Fare e rifare armonia. Francesco e la giusta fatica degli Stati
Potrà sembrare strano che nel discorso forse più "politico" di ogni annata - quello che il Papa rivolge all’inizio di gennaio al Corpo Diplomatico - la cifra interpretativa principale sia di carattere artistico e la citazione più originale sia per un principe della pittura come Raffaello Sanzio, di cui proprio quest’anno ricorre il cinquecentenario della morte. Francesco ha infatti dedicato all’Urbinate un pensiero che possiamo assumere come "tavolozza dei colori" del grande affresco sulla situazione mondiale "dipinto" davanti ai rappresentanti degli Stati che hanno rapporti con la Santa Sede. «Come il genio dell’artista sa comporre armonicamente materie grezze, colori e suoni diversi rendendoli parte di un’unica opera d’arte - ha sottolineato infatti papa Bergoglio - così la diplomazia è chiamata ad armonizzare le peculiarità dei vari popoli e Stati per edificare un mondo di giustizia e di pace, che è il bel quadro che vorremmo poter ammirare».
Purtroppo, come si evince anche dalla preoccupata analisi papale, la realizzazione di quel quadro è ancora ben lungi dal suo compimento.
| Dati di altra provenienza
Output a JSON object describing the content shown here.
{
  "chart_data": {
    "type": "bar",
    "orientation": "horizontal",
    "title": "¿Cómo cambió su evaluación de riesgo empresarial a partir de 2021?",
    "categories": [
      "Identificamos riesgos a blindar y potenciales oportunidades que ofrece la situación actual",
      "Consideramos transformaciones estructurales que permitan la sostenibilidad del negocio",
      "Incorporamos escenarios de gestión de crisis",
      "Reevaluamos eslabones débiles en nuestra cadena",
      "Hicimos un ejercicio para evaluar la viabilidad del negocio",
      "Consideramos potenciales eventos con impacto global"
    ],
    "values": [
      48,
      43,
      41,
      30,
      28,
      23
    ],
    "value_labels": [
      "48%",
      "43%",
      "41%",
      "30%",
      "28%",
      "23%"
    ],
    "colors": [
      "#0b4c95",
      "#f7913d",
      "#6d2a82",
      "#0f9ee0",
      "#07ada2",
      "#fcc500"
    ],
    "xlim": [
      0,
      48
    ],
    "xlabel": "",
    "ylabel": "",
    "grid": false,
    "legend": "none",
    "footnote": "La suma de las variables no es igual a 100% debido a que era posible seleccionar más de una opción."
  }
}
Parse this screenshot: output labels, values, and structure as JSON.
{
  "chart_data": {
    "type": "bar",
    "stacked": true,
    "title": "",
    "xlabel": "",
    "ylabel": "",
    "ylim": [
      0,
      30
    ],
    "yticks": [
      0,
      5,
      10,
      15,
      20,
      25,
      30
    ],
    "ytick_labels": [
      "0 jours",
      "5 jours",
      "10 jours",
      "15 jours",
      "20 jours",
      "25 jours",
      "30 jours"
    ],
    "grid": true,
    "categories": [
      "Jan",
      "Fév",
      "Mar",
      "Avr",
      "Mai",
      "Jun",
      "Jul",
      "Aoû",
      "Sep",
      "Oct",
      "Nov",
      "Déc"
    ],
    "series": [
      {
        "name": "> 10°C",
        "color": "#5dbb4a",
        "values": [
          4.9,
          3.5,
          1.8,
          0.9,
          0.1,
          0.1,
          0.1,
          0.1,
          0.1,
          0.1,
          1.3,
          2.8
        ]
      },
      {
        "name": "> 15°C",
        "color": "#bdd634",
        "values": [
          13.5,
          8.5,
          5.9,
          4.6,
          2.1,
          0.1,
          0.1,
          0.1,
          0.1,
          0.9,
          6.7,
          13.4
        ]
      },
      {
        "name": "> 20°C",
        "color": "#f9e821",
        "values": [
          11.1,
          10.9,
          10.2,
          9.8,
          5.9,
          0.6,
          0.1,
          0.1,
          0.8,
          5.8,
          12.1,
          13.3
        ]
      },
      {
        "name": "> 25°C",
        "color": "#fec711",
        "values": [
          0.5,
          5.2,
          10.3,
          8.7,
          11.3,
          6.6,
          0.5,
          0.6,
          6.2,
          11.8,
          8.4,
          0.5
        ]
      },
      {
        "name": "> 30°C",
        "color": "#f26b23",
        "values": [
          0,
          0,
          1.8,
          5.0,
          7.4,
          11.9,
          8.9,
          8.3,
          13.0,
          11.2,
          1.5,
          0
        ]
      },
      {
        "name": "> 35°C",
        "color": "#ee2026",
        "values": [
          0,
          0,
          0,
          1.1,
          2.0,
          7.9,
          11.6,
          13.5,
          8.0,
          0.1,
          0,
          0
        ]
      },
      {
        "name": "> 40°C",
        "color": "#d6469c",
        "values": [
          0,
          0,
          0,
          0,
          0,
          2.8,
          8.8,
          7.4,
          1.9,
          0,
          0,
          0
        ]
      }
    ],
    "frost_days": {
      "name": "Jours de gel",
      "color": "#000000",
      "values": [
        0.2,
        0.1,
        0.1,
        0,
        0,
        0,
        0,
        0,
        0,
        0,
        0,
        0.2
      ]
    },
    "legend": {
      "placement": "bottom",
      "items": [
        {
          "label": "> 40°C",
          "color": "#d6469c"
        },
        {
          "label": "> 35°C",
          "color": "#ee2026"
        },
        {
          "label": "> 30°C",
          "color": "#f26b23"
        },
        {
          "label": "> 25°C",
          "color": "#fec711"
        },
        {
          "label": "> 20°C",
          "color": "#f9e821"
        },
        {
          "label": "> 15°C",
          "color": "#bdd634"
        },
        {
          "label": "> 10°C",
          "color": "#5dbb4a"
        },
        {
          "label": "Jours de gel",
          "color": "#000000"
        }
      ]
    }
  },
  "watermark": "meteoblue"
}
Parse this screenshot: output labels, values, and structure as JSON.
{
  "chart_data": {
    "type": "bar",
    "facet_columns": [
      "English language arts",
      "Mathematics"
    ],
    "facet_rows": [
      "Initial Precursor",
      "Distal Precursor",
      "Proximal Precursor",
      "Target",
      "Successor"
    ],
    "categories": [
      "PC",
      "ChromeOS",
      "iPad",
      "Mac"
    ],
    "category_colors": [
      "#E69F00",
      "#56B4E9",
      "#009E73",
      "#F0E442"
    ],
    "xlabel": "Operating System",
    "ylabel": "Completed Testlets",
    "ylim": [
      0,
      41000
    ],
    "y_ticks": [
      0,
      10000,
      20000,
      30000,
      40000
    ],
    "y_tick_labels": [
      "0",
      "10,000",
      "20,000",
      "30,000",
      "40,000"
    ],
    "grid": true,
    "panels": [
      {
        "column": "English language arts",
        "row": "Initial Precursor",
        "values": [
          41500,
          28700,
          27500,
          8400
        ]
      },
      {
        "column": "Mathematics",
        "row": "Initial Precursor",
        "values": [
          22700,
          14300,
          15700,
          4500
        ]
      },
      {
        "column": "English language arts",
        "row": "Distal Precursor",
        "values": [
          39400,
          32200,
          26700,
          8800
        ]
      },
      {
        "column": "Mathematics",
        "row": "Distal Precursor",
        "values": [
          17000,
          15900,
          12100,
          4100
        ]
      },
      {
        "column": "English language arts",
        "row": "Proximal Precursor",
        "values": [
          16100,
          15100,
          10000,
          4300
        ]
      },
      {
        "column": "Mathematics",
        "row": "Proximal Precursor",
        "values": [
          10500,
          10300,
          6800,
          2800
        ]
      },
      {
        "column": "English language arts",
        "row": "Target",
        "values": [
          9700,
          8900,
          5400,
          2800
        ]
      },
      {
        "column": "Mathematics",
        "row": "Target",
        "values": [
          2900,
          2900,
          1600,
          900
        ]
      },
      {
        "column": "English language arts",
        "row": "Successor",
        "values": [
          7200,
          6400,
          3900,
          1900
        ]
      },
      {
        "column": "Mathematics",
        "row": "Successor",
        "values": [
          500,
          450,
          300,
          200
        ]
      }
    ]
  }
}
Ma non per questo il discorso di Francesco è privo di speranza. Al contrario egli consegna alla comunità internazionale proprio la chiave di volta di questa speranza, declinando infatti la ricerca dell’armonia politica internazionale in almeno sei ambiti, tutti di vitale importanza per il futuro dell’umanità: armonia educativa, intergenerazionale e familiare, climatica, armonia tra le nazioni, all’interno degli organismi internazionali e infine (ma non per ordine di importanza) armonia tra uomini e donne, con la condanna di ogni violenza contro queste ultime.
Un mondo di giustizia e di pace, dice in sostanza Francesco, passa attraverso tali sfide che intercettano sia gli eventi di ogni giorno, sia le tensioni attualmente sul tavolo delle cancellerie. E così, ad esempio, armonia tra gli Stati non significa solo rinnovare l’appello a scongiurare «l’innalzamento dello scontro» tra Usa e Iran, ma anche a sostenere il processo di pace israelo-palestinese, a impegnarsi per l’allentamento della tensione in tutta l’area mediorientale e mediterranea (il cui mare resta «un grande cimitero»), a favorire il dialogo interreligioso (il Papa cita a tal proposito i suoi viaggi in Marocco e Abu Dhabi), a completare il disarmo nucleare, a mettere fine alla guerra in Siria, al conflitto dimenticato dello Yemen, ai disordini in Libia e, allargando ancor più lo sguardo, ad avviare processi di pacificazione in tutte le aree di crisi, anche in Africa e nell’America Latina ferita dall’acuirsi dei conflitti sociali.
È tuttavia da notare come, prima di giungere a questa parte del suo intervento, il Papa guidi gli interlocutori attraverso un approfondito sguardo a quegli altri tipi di armonia che abbiamo definito educativa, intergenerazionale e climatica. Non è solo una questione di tessitura del discorso, ma ben più sostanziale.
Francesco in pratica intende ricordare ai rappresentanti degli Stati che senza un’educazione sinfonica dei bambini e dei ragazzi (emblematico il suo rimando al «patto educativo globale » e al «villaggio dell’educazione»), senza un adeguato dialogo con i giovani e tra le generazioni (tema da sempre a lui caro), senza l’impegno di tutti per la custodia della «casa comune» con le sue ricadute sul piano degli accordi multilaterali (il sostanziale fallimento del Cop25 di Madrid, ricorda il Papa, «rappresenta un grave campanello d’allarme»), anche sinceri sforzi diplomatici per risolvere questo o quel problema, come pure l’azione degli organismi internazionali, rischiano di restare infruttuosi.
E non è casuale che a capo di ogni cosa egli ponga la sfida dell’educazione, attraverso la quale creare «una rete di relazioni umane aperte» e formare «persone disponibili a mettersi al servizio della comunità». Perché al fondo di tutto, suggerisce Francesco, il mondo sarà tanto più armonico, quanto più dipenderà dall’interazione tra uomini e donne capaci di servire la pace, lo sviluppo ecosostenibile, il bene comune. Allora sì che il futuro potrà davvero assomigliare a «un bel quadro». Dove il disegno complessivo, un po’ come avviene in certe opere d’arte contemporanee, altro non è che il mosaico di una miriade di volti. Quelli di un’umanità nuova perché finalmente riconciliata.